Senti o tamanho da encrenca, mas não havia alternativa.
Lá fui eu encarar o diretor presidente, mais conhecido como dono de tudo.
Ao entrar na sala, lembrei a máxima que o grande Nasci sempre nos ensinou:
— Seja qual for o embate, nunca se precipite. Deixe a ansiedade para o outro, ele que diga a que veio.
Foi o que eu fiz.
Disse bom-dia, me aboletei na poltrona de coro – e esperei a bronca. Que era mais um desabafo, e não tardou:
— Não gosto da coluna do Fulano etc etc etc…
E concluiu, com o importante veredicto:
— Vamos demiti-lo.
Era uma pendenga mais pessoal do que propriamente jornalística. Fulano era um bom jornalista, tinha um texto ágil, conseguia informações de primeira e, via a coluna do jornal, alcançara um belo prestígio nos diversos segmentos em que atuava. Prestígio que o preclaro diretor presidente perseguia, mas estava longe de alcançar.
Foi o que disse a ele, excetuando-se, lógico, a primeira e a última frase.
Ele repetiu que não gostava da coluna, o jornal era dele – e ponto.
De minha parte, também repeti os argumentos, floreei um tantinho mais, acrescentei que o jornal perderia com a demissão e poderíamos dar munição aos concorrentes e cousa e lousa e maripo(u)as, como diria o saudoso Plínio Marcos.
Acho que o boss se encheu do meu papo – e resolveu encerrar o assunto.
— Faça o que quiser. Mas, lembre-se, eu não gosto dessa coluna, menos ainda do colunista.
Na sexta-feira, a nova edição estava nas ruas e, mal cheguei à Redação, recebo outro recado do chefão.
— Quer falar comigo?, perguntei.
E ele com o jornal na mão, aberto na página da coluna do Fulano:
— Não falei para dispensar esse cidadão?
E eu, na minha:
— Disse para que eu fizesse o que quisesse…
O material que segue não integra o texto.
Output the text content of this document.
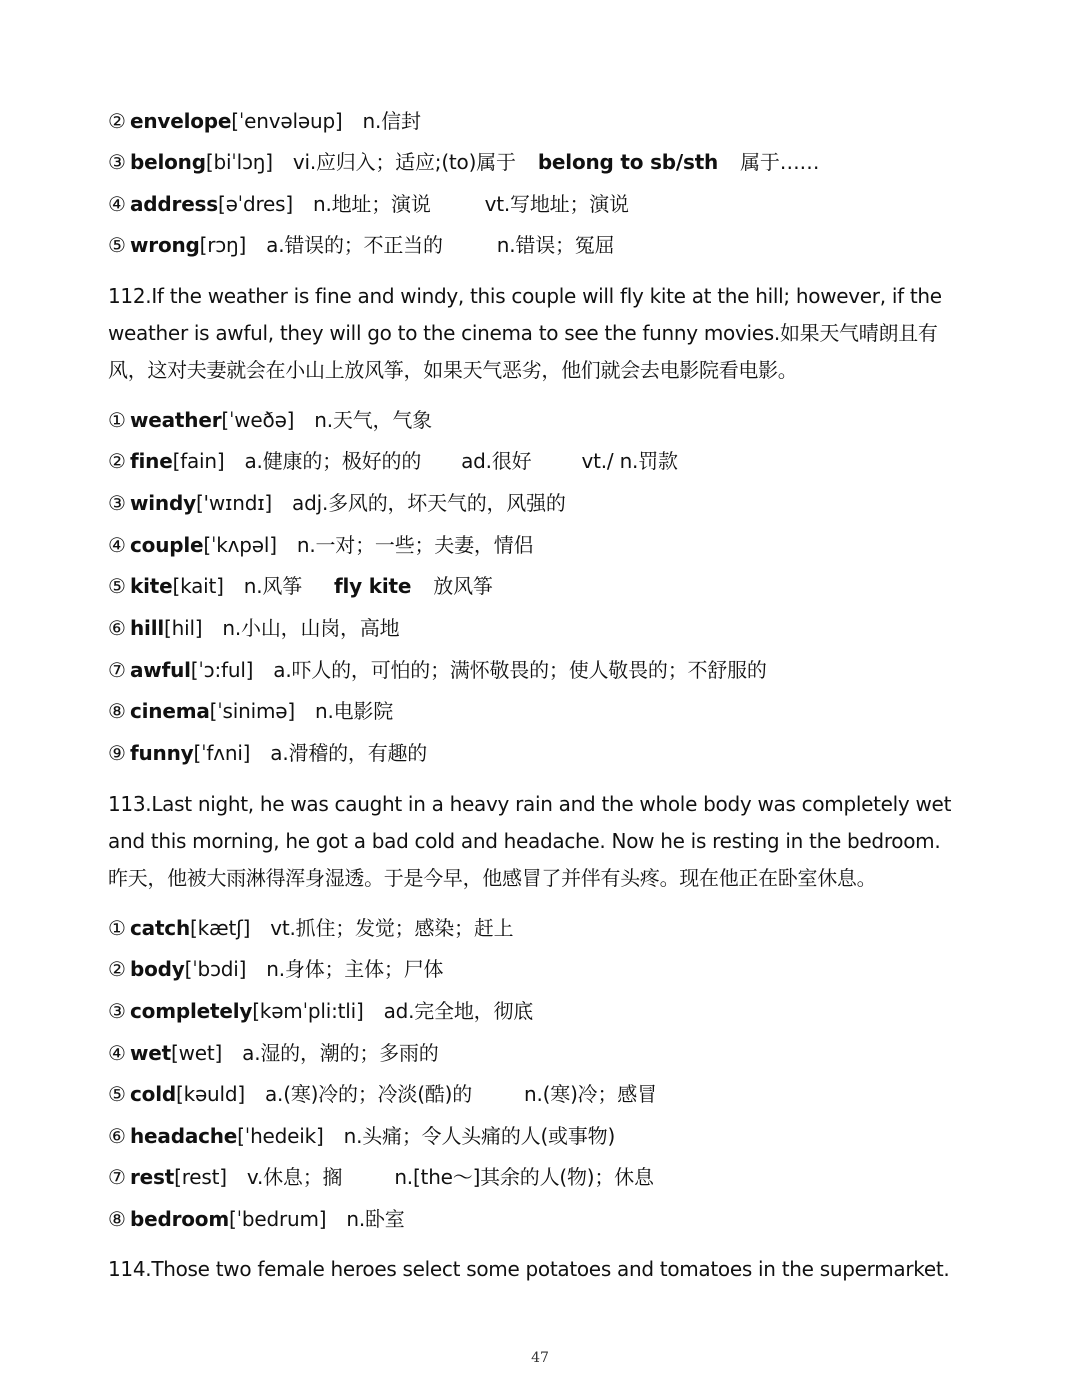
② envelope[ˈenvələup] n.信封
③ belong[biˈlɔŋ] vi.应归入；适应;(to)属于 belong to sb/sth 属于……
④ address[əˈdres] n.地址；演说	vt.写地址；演说
⑤ wrong[rɔŋ] a.错误的；不正当的	n.错误；冤屈
112.If the weather is fine and windy, this couple will fly kite at the hill; however, if the
weather is awful, they will go to the cinema to see the funny movies.如果天气晴朗且有
风，这对夫妻就会在小山上放风筝，如果天气恶劣，他们就会去电影院看电影。
① weather[ˈweðə] n.天气，气象
② fine[fain] a.健康的；极好的的 ad.很好	vt./ n.罚款
③ windy['wɪndɪ] adj.多风的，坏天气的，风强的
④ couple[ˈkʌpəl] n.一对；一些；夫妻，情侣
⑤ kite[kait] n.风筝 fly kite 放风筝
⑥ hill[hil] n.小山，山岗，高地
⑦ awful[ˈɔ:ful] a.吓人的，可怕的；满怀敬畏的；使人敬畏的；不舒服的
⑧ cinema[ˈsinimə] n.电影院
⑨ funny[ˈfʌni] a.滑稽的，有趣的
113.Last night, he was caught in a heavy rain and the whole body was completely wet
and this morning, he got a bad cold and headache. Now he is resting in the bedroom.
昨天，他被大雨淋得浑身湿透。于是今早，他感冒了并伴有头疼。现在他正在卧室休息。
① catch[kætʃ] vt.抓住；发觉；感染；赶上
② body[ˈbɔdi] n.身体；主体；尸体
③ completely[kəmˈpli:tli] ad.完全地，彻底
④ wet[wet] a.湿的，潮的；多雨的
⑤ cold[kəuld] a.(寒)冷的；冷淡(酷)的	n.(寒)冷；感冒
⑥ headache[ˈhedeik] n.头痛；令人头痛的人(或事物)
⑦ rest[rest] v.休息；搁	n.[the～]其余的人(物)；休息
⑧ bedroom[ˈbedrum] n.卧室
114.Those two female heroes select some potatoes and tomatoes in the supermarket.
47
O homem começou a cantilena que não gostava da coluna, do colunista e… Até que caiu em si, começou a rir e pôs fim à questão:
— Você é teimoso mesmo. Vai lá, vai… Vai trabalhar que a gente ganha mais. Depois a gente volta a conversar.
E nunca mais tocamos no assunto.
Lembrei-me dessa história ao ouvir as explicações de Dorival Júnior sobre o episódio que marcou sua lamentável saída da direção técnica do Santos. Respirei aliviado que, naquela longínqua manhã, estávamos a sós na sala da presidência. Se houvesse outros diretores a palpitarem de acordo com o interesse de cada um dos departamentos, talvez Fulano fosse mesmo demitido – ele e eu.